Le 5 novembre dernier était convoqué un CSA-M… qui n’a pu se tenir suite au boycott de l’Unsa Justice-USM et de la CGT-SM.
Pourtant, étaient portés à l’ordre du jour de cette instance deux points d’une importance et d’un intérêt cruciaux pour le personnel de l’administration pénitentiaire :
► La création de la Direction Générale de l’Administration Pénitentiaire (DGAP)
► La création de l’Inspection Générale de l’Administration Pénitentiaire (IGAP)
La création de la Direction Générale de l’Administration Pénitentiaire a pour objectif de doter le ministère de la Justice d’une direction forte, capable d’être considérée à l’égale des autres forces de sécurité du pays, et de hisser, enfin, notre administration au même niveau que la Police nationale, la Gendarmerie et les Douanes.
Boycotter cette instance, c’est porter un coup de poignard, un affront, à l’ensemble des personnels de l’administration pénitentiaire qui attendait de cette réunion une avancée majeure pour leur avenir professionnel.
Alors, pourquoi un tel boycott ?
➡️ Depuis 2022, les syndicats de magistrats participent aux élections professionnelles.
L’Unsa Justice et la CGT ont choisi de s’allier respectivement avec l’Union Syndicale des Magistrats (USM) et le Syndicat de la Magistrature (SM). Leurs voix sont devenues capitales, voire indispensables, pour ces deux organisations, qui en auront besoin lors des élections de 2026 afin de conserver leur représentativité.
Pieds et poings liés, l’Unsa Justice et la CGT se soumettent désormais aux exigences des syndicats de magistrats qui dictent leurs prises de position et leurs décisions, même lorsque cela va à l’encontre de l’intérêt des personnels pénitentiaires. Ce boycott n’est donc pas une initiative autonome, mais bien une manœuvre orchestrée par les syndicats de magistrats, hostiles à toute évolution qui tendrait à renforcer l’administration pénitentiaire.
➡️ Ces syndicats de magistrats estiment en effet que notre administration occupe déjà une place trop importante au sein du ministère de la Justice.

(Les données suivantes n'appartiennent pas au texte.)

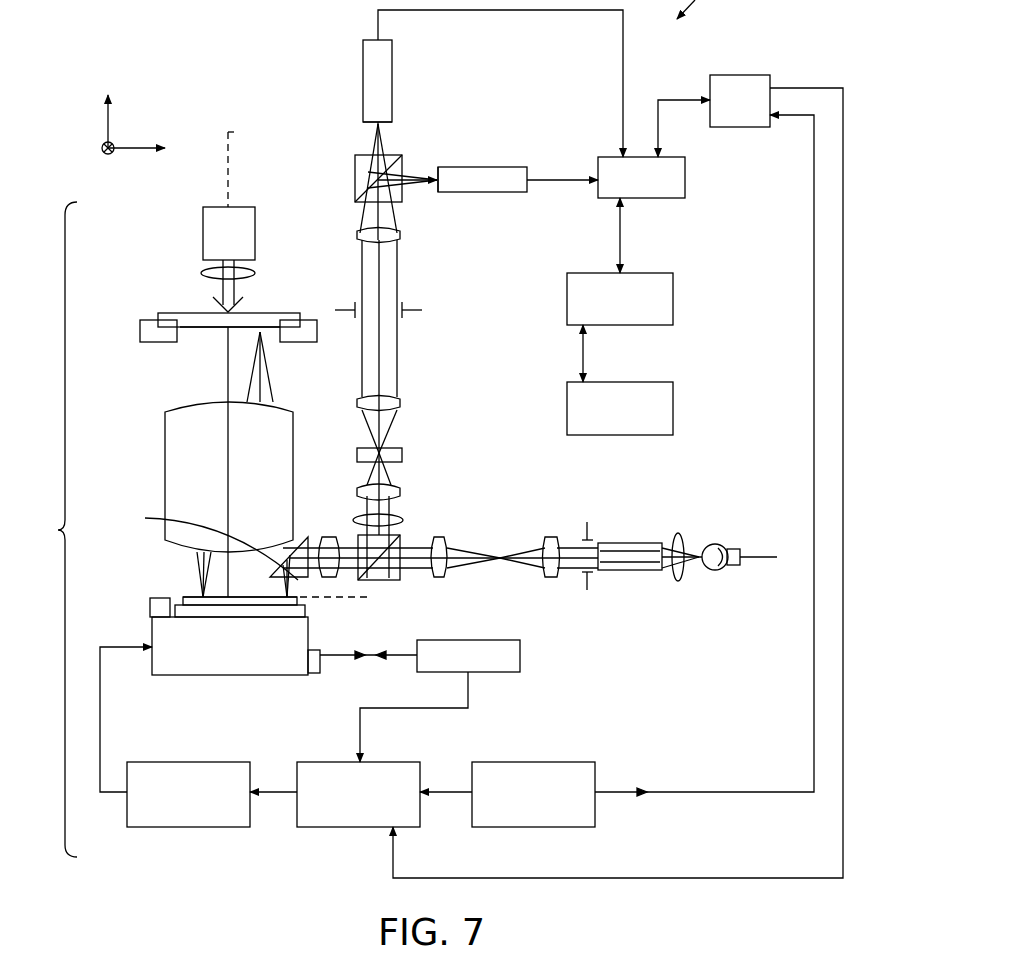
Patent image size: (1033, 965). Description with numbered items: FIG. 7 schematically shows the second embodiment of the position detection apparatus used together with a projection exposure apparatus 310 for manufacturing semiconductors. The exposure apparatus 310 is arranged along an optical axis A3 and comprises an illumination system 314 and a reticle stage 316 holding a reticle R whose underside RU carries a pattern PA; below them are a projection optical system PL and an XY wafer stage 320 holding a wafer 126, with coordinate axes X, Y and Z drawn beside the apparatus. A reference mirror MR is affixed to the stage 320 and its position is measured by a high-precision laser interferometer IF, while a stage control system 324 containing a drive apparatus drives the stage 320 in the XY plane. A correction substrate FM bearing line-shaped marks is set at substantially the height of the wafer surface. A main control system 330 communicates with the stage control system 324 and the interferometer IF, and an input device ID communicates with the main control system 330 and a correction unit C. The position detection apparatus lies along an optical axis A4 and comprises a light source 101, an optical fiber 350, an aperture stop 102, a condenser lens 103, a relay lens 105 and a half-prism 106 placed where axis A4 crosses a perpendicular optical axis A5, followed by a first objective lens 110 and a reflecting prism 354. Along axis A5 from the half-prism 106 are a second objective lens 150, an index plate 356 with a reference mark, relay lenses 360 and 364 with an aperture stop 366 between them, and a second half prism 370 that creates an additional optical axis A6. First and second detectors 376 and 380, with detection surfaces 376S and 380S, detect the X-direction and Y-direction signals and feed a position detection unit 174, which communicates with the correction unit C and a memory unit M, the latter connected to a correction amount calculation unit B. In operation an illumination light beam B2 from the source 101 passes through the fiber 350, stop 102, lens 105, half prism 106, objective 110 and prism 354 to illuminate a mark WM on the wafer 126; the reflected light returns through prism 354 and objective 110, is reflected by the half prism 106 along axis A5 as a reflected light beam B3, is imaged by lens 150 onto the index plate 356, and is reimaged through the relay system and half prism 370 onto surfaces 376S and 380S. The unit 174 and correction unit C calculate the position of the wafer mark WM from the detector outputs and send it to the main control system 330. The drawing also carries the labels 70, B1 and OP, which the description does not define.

The exposure apparatus 70 is at (702, 9).
The light source 101 is at (717, 543).
The aperture stop 102 is at (590, 587).
The condenser lens 103 is at (552, 580).
The relay lens 105 is at (447, 542).
The half-prism 106 is at (386, 581).
The first objective lens 110 is at (324, 535).
The wafer 126 is at (190, 597).
The second objective lens 150 is at (400, 490).
The position detection unit 174 is at (662, 198).
The projection exposure apparatus 310 is at (53, 529).
The illumination system 314 is at (140, 330).
The reticle stage 316 is at (150, 319).
The XY wafer stage 320 is at (203, 677).
The stage control system 324 is at (197, 827).
The main control system 330 is at (337, 827).
The optical fiber 350 is at (628, 543).
The reflecting prism 354 is at (206, 545).
The index plate 356 is at (402, 455).
The relay lens 360 is at (400, 403).
The relay lens 364 is at (400, 236).
The aperture stop 366 is at (415, 305).
The second half prism 370 is at (355, 175).
The first detector 376 is at (492, 192).
The detection surface 376S is at (438, 170).
The second detector 380 is at (392, 80).
The detection surface 380S is at (368, 124).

Pour eux, la création d’une Direction Générale de l’Administration Pénitentiaire serait intolérable, car elle viendrait reconnaître pleinement le rôle stratégique et régalien de nos missions.
Voici la véritable raison de ce boycott par l’UNSA Justice et la CGT : ne pas contrarier leurs alliés magistrats, de peur de perdre leur soutien et leurs précieuses voix lors des prochaines élections professionnelles.
Pourtant, dans le contexte politique et budgétaire actuel, tout est gelé dans la plupart des ministères. Malgré cela, le ministère de la Justice est l’un des rares à obtenir le maintien de ses réformes statutaires et indemnitaires, rappelons-le, à la seule initiative de FO Justice. Mieux encore, le ministre de la Justice a obtenu la création d’une DGAP, une avancée que beaucoup jugeaient inespérée.
➡️ Et c’est précisément à ce moment décisif que l’UNSA Justice et la CGT ont opté pour ce qui ressemble à une opposition, empreinte de considérations électorales, et sous une influence marquée des magistrats, alors que cette création est vivement attendue par de nombreux Personnels.
Le CSA-M sera donc reporté, au minimum, de quinze jours.
Peut-être comptent-ils sur une éventuelle chute du gouvernement pour renvoyer aux calendes grecques la création de cette DGAP, privant ainsi le personnel pénitentiaire d’une reconnaissance pourtant méritée et obtenue de haute lutte.
Il est essentiel de choisir judicieusement nos combats !
Le Syndicat National FO Justice s’engage pleinement à œuvrer pour que la création de la DGAP soit effective dans les plus brefs délais.
Nous aspirons à ce que, demain, après avoir obtenu la parité des grilles indiciaires du CEA avec celles de la Police nationale, notre voix porte avec autant de force et de légitimité que celle de nos camarades policiers au sein de la fonction publique.